Buy a decent torque wrench. There will come a time when you have to do a wheel bearing on a vehicle twice before you actually come to the realization that you can’t use your “calibrated arm” to apply 170 ft.-lbs of torque with a 150 ft.-lbs torque wrench. Buy a decent torque wrench sooner rather than later.
Do not overextend your credit with tool trucks. You can only avoid the tool truck drivers for so long before they threaten to “repo” your toolbox. You will use some of the tools you buy on credit 20 years from now. But some of the limited edition sets, spark plug gapping tools and assorted branded gadgets you put on your tab now will take you years to pay off.  

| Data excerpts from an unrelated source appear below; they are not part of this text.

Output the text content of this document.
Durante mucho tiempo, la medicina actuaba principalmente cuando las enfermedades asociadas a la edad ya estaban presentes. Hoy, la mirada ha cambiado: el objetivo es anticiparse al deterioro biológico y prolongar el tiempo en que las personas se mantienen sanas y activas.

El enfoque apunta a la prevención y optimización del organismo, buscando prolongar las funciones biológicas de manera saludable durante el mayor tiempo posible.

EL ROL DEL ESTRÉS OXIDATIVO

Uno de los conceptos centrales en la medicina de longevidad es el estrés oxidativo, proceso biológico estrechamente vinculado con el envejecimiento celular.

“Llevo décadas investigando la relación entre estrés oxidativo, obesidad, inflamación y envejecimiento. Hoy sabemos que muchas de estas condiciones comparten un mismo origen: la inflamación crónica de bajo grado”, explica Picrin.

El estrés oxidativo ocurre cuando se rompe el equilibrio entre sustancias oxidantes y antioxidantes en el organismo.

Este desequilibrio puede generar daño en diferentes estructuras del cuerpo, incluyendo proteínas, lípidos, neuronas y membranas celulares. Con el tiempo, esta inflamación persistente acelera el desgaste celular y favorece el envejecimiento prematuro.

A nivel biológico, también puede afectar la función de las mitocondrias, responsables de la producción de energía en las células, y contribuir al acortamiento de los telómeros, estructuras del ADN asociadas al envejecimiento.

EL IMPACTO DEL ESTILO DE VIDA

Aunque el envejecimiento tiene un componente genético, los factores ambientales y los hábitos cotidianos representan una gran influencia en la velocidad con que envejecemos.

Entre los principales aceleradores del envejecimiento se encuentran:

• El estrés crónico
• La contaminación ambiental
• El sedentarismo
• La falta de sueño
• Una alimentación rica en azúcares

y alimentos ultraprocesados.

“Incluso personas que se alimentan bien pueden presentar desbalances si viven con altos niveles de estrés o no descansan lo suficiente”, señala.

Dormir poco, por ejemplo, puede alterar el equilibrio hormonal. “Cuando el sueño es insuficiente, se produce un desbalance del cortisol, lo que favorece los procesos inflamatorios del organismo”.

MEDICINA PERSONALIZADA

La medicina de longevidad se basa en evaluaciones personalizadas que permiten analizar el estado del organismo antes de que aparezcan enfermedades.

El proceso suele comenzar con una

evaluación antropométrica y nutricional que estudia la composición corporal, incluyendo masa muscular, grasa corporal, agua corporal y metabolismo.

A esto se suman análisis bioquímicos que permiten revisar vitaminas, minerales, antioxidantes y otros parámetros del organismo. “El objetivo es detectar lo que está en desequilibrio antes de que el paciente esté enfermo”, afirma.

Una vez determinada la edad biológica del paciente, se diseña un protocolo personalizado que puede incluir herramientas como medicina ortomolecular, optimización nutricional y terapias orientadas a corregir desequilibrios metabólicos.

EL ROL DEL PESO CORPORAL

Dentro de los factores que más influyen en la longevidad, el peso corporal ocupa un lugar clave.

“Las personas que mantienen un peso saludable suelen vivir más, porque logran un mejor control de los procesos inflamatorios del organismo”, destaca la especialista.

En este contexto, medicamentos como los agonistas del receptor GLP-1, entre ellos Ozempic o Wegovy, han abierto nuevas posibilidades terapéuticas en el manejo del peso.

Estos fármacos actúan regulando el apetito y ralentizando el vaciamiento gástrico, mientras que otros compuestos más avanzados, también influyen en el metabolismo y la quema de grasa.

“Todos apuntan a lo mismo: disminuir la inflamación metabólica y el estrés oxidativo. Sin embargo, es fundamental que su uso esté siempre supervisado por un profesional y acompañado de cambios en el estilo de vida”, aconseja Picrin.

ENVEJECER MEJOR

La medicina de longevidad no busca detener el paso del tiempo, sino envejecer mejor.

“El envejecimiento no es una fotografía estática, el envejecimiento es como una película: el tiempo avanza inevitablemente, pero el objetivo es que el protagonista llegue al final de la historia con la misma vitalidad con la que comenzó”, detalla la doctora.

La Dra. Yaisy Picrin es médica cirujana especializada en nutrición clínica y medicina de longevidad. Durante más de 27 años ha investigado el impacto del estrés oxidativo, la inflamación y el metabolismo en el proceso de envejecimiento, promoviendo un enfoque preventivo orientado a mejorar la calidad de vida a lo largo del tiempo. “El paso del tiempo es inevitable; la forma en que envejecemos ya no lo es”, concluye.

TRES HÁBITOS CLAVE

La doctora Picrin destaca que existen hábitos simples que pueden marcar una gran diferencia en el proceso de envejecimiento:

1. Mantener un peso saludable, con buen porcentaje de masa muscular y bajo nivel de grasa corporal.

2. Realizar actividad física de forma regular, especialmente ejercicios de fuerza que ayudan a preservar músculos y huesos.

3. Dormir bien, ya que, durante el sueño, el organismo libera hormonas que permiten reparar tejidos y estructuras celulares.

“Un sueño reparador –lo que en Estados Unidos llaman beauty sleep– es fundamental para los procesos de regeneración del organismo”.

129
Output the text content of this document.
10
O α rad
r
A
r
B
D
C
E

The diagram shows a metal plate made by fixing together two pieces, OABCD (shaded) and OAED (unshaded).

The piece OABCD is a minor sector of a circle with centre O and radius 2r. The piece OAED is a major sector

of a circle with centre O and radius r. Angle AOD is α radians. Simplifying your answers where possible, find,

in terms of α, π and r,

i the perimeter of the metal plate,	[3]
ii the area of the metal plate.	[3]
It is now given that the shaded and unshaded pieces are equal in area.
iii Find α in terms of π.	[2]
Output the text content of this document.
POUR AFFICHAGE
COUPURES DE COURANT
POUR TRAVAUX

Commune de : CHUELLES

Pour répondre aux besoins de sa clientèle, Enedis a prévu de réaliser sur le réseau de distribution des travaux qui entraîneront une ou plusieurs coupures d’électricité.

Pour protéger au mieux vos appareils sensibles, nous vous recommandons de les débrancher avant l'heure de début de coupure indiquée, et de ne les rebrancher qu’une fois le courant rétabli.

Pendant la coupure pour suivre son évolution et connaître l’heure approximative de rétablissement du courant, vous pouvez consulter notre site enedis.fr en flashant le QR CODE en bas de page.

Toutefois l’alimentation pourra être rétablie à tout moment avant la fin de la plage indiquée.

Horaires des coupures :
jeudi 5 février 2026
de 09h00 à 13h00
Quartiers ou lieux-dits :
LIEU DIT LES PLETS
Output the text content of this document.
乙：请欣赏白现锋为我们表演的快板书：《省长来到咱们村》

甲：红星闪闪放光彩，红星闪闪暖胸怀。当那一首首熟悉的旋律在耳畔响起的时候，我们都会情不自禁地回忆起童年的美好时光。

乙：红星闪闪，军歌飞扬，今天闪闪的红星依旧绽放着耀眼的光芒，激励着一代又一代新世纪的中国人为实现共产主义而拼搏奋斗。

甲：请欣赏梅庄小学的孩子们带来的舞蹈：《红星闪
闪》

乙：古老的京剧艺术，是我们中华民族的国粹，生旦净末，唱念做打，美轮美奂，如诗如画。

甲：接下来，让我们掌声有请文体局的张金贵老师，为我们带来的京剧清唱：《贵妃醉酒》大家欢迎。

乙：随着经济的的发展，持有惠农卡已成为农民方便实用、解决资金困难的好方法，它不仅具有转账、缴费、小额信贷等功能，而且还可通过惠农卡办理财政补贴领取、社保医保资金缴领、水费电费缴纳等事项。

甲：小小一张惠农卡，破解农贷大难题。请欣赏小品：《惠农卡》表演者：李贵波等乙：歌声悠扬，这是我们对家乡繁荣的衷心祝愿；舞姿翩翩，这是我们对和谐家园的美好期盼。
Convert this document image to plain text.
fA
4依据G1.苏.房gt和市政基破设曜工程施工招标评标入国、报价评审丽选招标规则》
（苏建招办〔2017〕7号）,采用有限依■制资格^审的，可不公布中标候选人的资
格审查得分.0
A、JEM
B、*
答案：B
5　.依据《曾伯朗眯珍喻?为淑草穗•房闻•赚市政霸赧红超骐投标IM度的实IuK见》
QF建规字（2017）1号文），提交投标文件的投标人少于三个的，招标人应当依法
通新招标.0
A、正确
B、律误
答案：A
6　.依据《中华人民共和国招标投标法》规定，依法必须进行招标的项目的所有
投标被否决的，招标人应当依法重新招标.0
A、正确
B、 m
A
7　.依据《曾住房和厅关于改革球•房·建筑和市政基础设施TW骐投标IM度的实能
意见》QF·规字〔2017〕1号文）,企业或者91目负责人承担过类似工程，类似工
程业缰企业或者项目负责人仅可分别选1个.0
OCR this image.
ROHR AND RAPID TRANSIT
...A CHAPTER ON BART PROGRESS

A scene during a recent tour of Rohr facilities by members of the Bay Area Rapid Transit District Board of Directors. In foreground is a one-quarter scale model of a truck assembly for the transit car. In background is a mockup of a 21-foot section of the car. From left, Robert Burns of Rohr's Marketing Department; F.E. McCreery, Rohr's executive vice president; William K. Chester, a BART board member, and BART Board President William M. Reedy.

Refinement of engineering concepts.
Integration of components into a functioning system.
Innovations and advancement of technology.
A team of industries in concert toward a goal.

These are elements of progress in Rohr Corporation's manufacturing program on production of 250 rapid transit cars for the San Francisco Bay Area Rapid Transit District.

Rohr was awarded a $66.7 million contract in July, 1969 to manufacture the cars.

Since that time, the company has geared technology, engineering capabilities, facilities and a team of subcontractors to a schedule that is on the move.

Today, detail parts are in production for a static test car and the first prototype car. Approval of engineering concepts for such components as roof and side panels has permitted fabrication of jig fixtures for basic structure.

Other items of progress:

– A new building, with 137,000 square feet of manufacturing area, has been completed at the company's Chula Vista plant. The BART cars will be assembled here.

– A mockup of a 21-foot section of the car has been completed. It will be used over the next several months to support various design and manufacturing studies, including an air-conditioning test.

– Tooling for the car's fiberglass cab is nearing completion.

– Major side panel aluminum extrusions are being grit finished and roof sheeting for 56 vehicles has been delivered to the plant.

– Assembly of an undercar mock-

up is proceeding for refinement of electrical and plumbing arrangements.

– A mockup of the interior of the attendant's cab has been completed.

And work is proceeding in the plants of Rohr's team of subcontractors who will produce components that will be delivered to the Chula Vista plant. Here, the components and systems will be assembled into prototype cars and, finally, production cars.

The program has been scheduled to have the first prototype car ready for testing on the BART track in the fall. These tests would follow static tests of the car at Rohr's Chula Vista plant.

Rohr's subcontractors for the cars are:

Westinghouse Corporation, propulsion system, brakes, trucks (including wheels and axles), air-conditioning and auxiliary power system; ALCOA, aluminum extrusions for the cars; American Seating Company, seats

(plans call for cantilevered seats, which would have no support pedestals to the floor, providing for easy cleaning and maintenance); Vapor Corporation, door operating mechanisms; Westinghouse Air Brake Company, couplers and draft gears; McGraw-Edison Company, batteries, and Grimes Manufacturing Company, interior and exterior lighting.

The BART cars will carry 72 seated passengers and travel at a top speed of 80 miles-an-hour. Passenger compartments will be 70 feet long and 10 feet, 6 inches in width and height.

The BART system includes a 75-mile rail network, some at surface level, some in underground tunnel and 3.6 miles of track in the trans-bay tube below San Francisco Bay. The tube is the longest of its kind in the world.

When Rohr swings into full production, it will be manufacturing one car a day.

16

The Internet will be BIG. I know you think that AOL is the greatest thing in the world, but it is going to get so much better. In the future, swapping CDs out of drives for service information will be a thing of the past. Information will flow at speeds unknown to you in 1994. Learn how to use the Internet and even how to code.
And most importantly…
• Shut Up and Listen. You will have the opportunity to work alongside some of the best technicians in the world. Listen and learn from them. You should be paying them for the help they are giving you. Do not be in a big rush to work on your own for flat rate. The training and advice they will give you is priceless. Shut up and learn. If you fail to do this, you will regret this the most later on. 
 
I can’t go back, and I guess that is what makes these lessons valuable. I only hope in 20 years I find an old driver’s license and can look back with the same sense of growth.